2. Any other considerations that are important in evaluating the methods.
3. Any limitations of the analysis.
Summarise your results in a report (should not be more than 1000 words and will probably be less). Any
conclusions you make must be supported by evidence.

因为专业,所以值得信赖。如有需要,请加QQ:99515681 或邮箱:[email protected]

微信:codehelp

原文地址:https://www.cnblogs.com/weljavat/p/11700030.html

时间: 2024-10-17 20:48:24

Data Visualisation and Analytics的相关文章

ETX2250/ETF5922 Data Visualisation and Analytics

ETX2250/ETF5922 Data Visualisation andAnalyticsAssignment 1: Visualisation – The ArtsSubmission instructionsThis assignment comprises 15% of the assessment in ETX2250 andETF5922.Your assignment submission will consist of a pdf document. Thedocument m

Commonly used terms in Data and Analytics

General terms Analytics as a Service (AaaS) The provision of analytics through Web-delivered technologies. These solutions offer businesses an alternative to developing internal hardware setups to perform business analytics. Artificial Intelligence (

Toward Scalable Systems for Big Data Analytics: A Technology Tutorial (I - III)

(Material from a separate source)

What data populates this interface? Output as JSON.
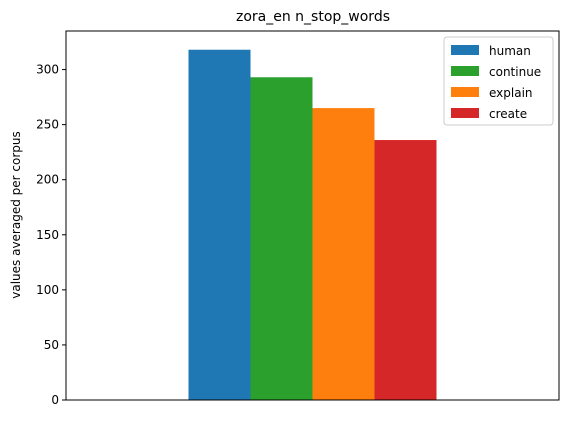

ABSTRACT Recent technological advancement have led to a deluge of data from distinctive domains (e.g., health care and scientific sensors, user-generated data, Internet and financial companies, and supply chain systems) over the past two decades. The

Datasets for Data Mining and Data Science

From kdnuggets Data repositories AWS (Amazon Web Services) Public Data Sets, provides a centralized repository of public data sets that can be seamlessly integrated into AWS cloud-based applications. BigML big list of public data sources. Bioassay da

11 Facts about Data Science that you must know

11 Facts about Data Science that you must know Statistics, Machine Learning, Data Science, or Analytics – whatever you call it, this discipline is on rise in last quarter of century primarily owing to increasing data collection abilities and exponent

在Teamcenter环境下用数据联邦(Data Federation)技术的应用

Data Federation一般翻译为数据联邦,是一种数据显示(Data Visualisation)技术, 就是把不同系统的数据整合在一起,在一个系统环境下去显示林一个系统数据库中的数据,而不需要预先把从一个系统导入到另一个系统. 这种技术的好处除了不需要数据导入导出之外,还可以保证数据的实时性,可避免数据冗余和不一致. 如果一个企业已经实施了Teamcenter并把它作为产品开发的集成平台.在Teamcenter中去显示其他系统尤其ERP系统中的数据显得非常有必要. 比如一个工程师在更改零

Principal Data Scientist

http://stackoverflow.com/jobs/124781/principal-data-scientist-concur-technologies-inc?med=clc&ref=small-sidebar-tag-themed-python Job Description Be a core part of the Data Platform team and help deliver the promise of a better and more interesting t

51 Free Data Science Books

51 Free Data Science Books A great collection of free data science books covering a wide range of topics from Data Science, Business Analytics, Data Mining and Big Data to Machine Learning, Algorithms and Data Science Tools. Data Science Overviews An

Putting Apache Kafka To Use: A Practical Guide to Building a Stream Data Platform-part 1

转自: http://www.confluent.io/blog/stream-data-platform-1/ These days you hear a lot about "stream processing", "event data", and "real-time", often related to technologies like Kafka, Storm, Samza, or Spark's Streaming module.